Szkoła podstawowa nr 14 też nieźle wygląda po remoncie. Super wyposażona.
ja tez jestem zadowolona
dzieciom wystarcza nauka w szkole - najważniejsze jest to, że nie muszę dokształcać w domu- właśnie z tymi przedmiotami moje dzieci świetnie sobie radzą
możliwe wsparcie dzieci zdolnych - za co bardzo cenię Panie nauczycielki
chodzi o oczywiście o 7 (post z 15.15)
To ma Pani jakieś orły,15:16,moje dziecko ,,bardzo dobra uczennica,teraz w gimnazjum, bez korków, średnia 5,5 a w 7 z angielskiego korki,i tylko dlatego że je miała, teraz nie ma kłopotu w gimnazjum.
u nas średnia właśnie na tym poziomie ale przyznam, ze angielski wspomagany szołą jezykową - ale to jest nasz wybór nie jako wyrównanie ale jako znaczne rosrzerzenie
Czy tylko nauczyciele? Ja myślę, że ważna jest też grupa dzieciaków i samych rodziców. Moje starsze dziecko miało niefajną klasę, a sami rodzice nie bardzo się angażowali w życie szkole swoich pociech. Myśleli, dlaczego ja mam przychodzić i coś tam pomagać? Młodsze ma super klasę, rodzice zaangażowani, każda impreza jest fajnie i wesoło. Ktoś powie inny nauczyciel. Nie ten sam, bo wychowawca super i akurat mógł chodzić do tej samej nauczycielki. A naprawdę,najlepsza szkoła dla dziecka to ta najbliżej domu. Dziecko ma możliwość codziennego kontaktu z koleżankami i kolegami z klasy, w czasie choroby blisko po lekcje, na urodziny też blisko. W klasie mojego syna dojeżdża dziewczynka z innej części miasta i jet wyobcowana. Niby wszystko ok , ale dzieciaki wracają wspólnie ze szkoły, ona dowożona, była zapraszana na urodziny,ale za daleko i rodzicom trudno dowozić odwozić taki kawał. Po południu też grupki się spotykają, a ona najczęściej nie. Wszędzie dziecko się nauczy, jak będzie chciało się uczyć, więc po co jeszcze utrudniać mu życie dowożeniem kawał drogi. Ok w klasie 1-2 i tak się zaprowadza czy zabiera, ale potem dzieciaki same wracają.
psp 7 - trafilismy na wspaniałą, z ogromnym doświadczeniem panią z edukacji wczesnoszkolnej - dla mnie nauczyciel nad podziw
na stronie 5 wymienionych jest duzo dzieci, które odniosły sukcesy w róznych konkursach (tych z kuratorium także)- dobrze to świadczy o jej poziomie
Ja wiem ze w5 było kiedyś super moje dzieci tam chodziły wyszły na ludzi z wyższym wykształceniem i niestety wyjechali stąd .Tam gdzie mieszkają maja się dobrze.

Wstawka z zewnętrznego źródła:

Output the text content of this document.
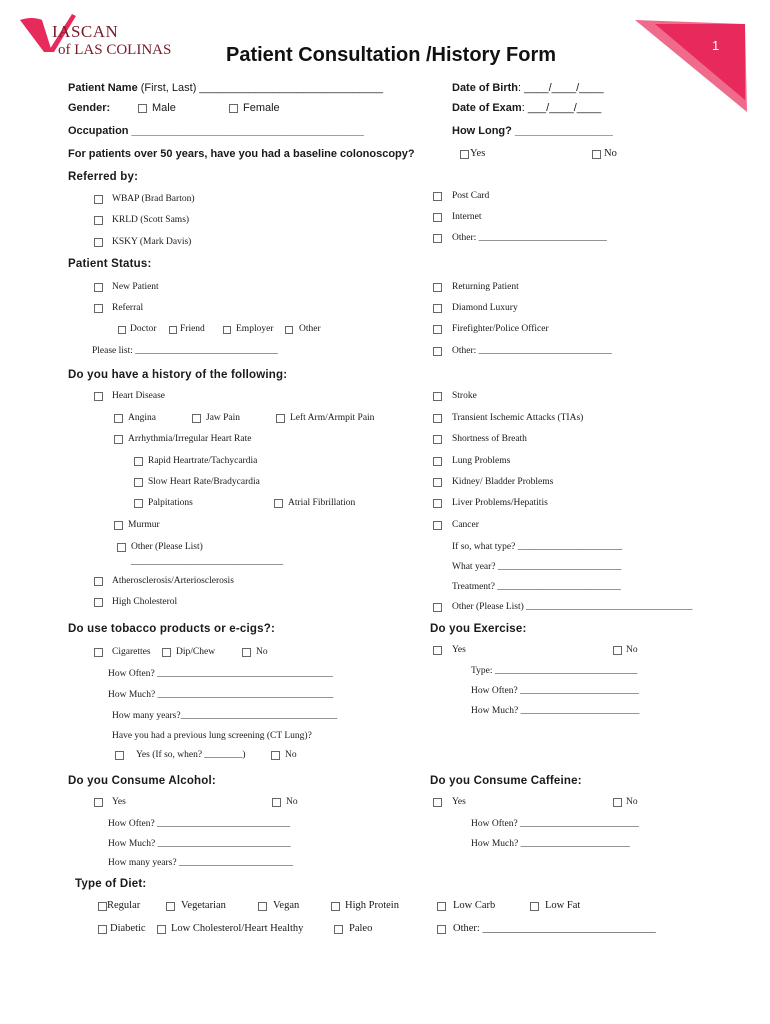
IASCAN
of LAS COLINAS	Patient Consultation /History Form	1
Patient Name (First, Last) ______________________________	Date of Birth: ____/____/____
Gender:	Male	Female	Date of Exam: ___/____/____
Occupation ______________________________________	How Long? ________________
For patients over 50 years, have you had a baseline colonoscopy?	Yes	No
Referred by:
WBAP (Brad Barton)
KRLD (Scott Sams)
KSKY (Mark Davis)
Post Card
Internet
Other: ___________________________
Patient Status:
New Patient
Referral
Doctor Friend	Employer	Other
Please list: ______________________________
Returning Patient
Diamond Luxury
Firefighter/Police Officer
Other: ____________________________
Do you have a history of the following:
Heart Disease
Angina	Jaw Pain	Left Arm/Armpit Pain
Arrhythmia/Irregular Heart Rate
Rapid Heartrate/Tachycardia
Slow Heart Rate/Bradycardia
Palpitations	Atrial Fibrillation
Murmur
Other (Please List)
________________________________
Atherosclerosis/Arteriosclerosis
High Cholesterol
Stroke
Transient Ischemic Attacks (TIAs)
Shortness of Breath
Lung Problems
Kidney/ Bladder Problems
Liver Problems/Hepatitis
Cancer
If so, what type? ______________________
What year? __________________________
Treatment? __________________________
Other (Please List) ___________________________________
Do use tobacco products or e-cigs?:
Cigarettes	Dip/Chew	No
How Often? _____________________________________
How Much? _____________________________________
How many years?_________________________________
Have you had a previous lung screening (CT Lung)?
Yes (If so, when? ________)	No
Do you Exercise:
Yes	No
Type: ______________________________
How Often? _________________________
How Much? _________________________
Do you Consume Alcohol:
Yes	No
How Often? ____________________________
How Much? ____________________________
How many years? ________________________
Do you Consume Caffeine:
Yes	No
How Often? _________________________
How Much? _______________________
Type of Diet:
Regular	Vegetarian	Vegan	High Protein	Low Carb	Low Fat
Diabetic Low Cholesterol/Heart Healthy	Paleo	Other: _________________________________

a w 7 jak z konkursami, bo na stronie pustki na ten temat
to jeżeli pustki na ten temat to wiadomo chyba.
no rzeczywiście nie ma nic o sukcesach - tylko coś o artystycznych
nie jest tak źle, w każdym z 3 konkursów kuratoryjnych po kilka osób przeszło do II etapu (jeden uczeń jako chyba jedyny z Ostrowca przeszedł we wszystkich trzech), teraz w finale jest 2 osoby
w rachmistrzu też dzieci przeszły do kolejnego etapu
dlaczego nie ma tego na stronie - nie wiem??? moze taka filozofia szkoły?
Moje dziecko chodziło do tej szkoły kilka lat temu. Szkoła ładna i przyjemna z zewnątrz, natomiast wyposażenie szkoły w pomoce naukowe bardzo słabe. W szkole panowała atmosfera szkółki dla dzieci miejscowych nowobogackich. Odczuwało się to podczas każdego spotkania z właścicielami szkoły, którzy namiętnie próbowali wybadać status materialny rodzica. Najbardziej utkwiło mi w pamięci zakończenie roku szkolnego. Po kilkunastu minutach od rozpoczęcia apelu stało się bardzo jasne, iż wszelkie nagrody za udział w konkursach szkolnych zostały rozdysponowane pomiędzy dzieci i kuzynów właścicieli szkoły. Nasze dziecko wielokrotnie opowiadało nam o sytuacjach, w których nagrody za udział w konkursach klasowych było niesprawiedliwie przyznawane kuzynostwu właścicieli szkoły, pomijając przy tym dzieci, które rzeczywiście zapracowały i zasłużyły na wyróżnienie, bądż nagrodę. Doświadczenie wyniesione z tej szkoły pozostawiło jedynie niesmak.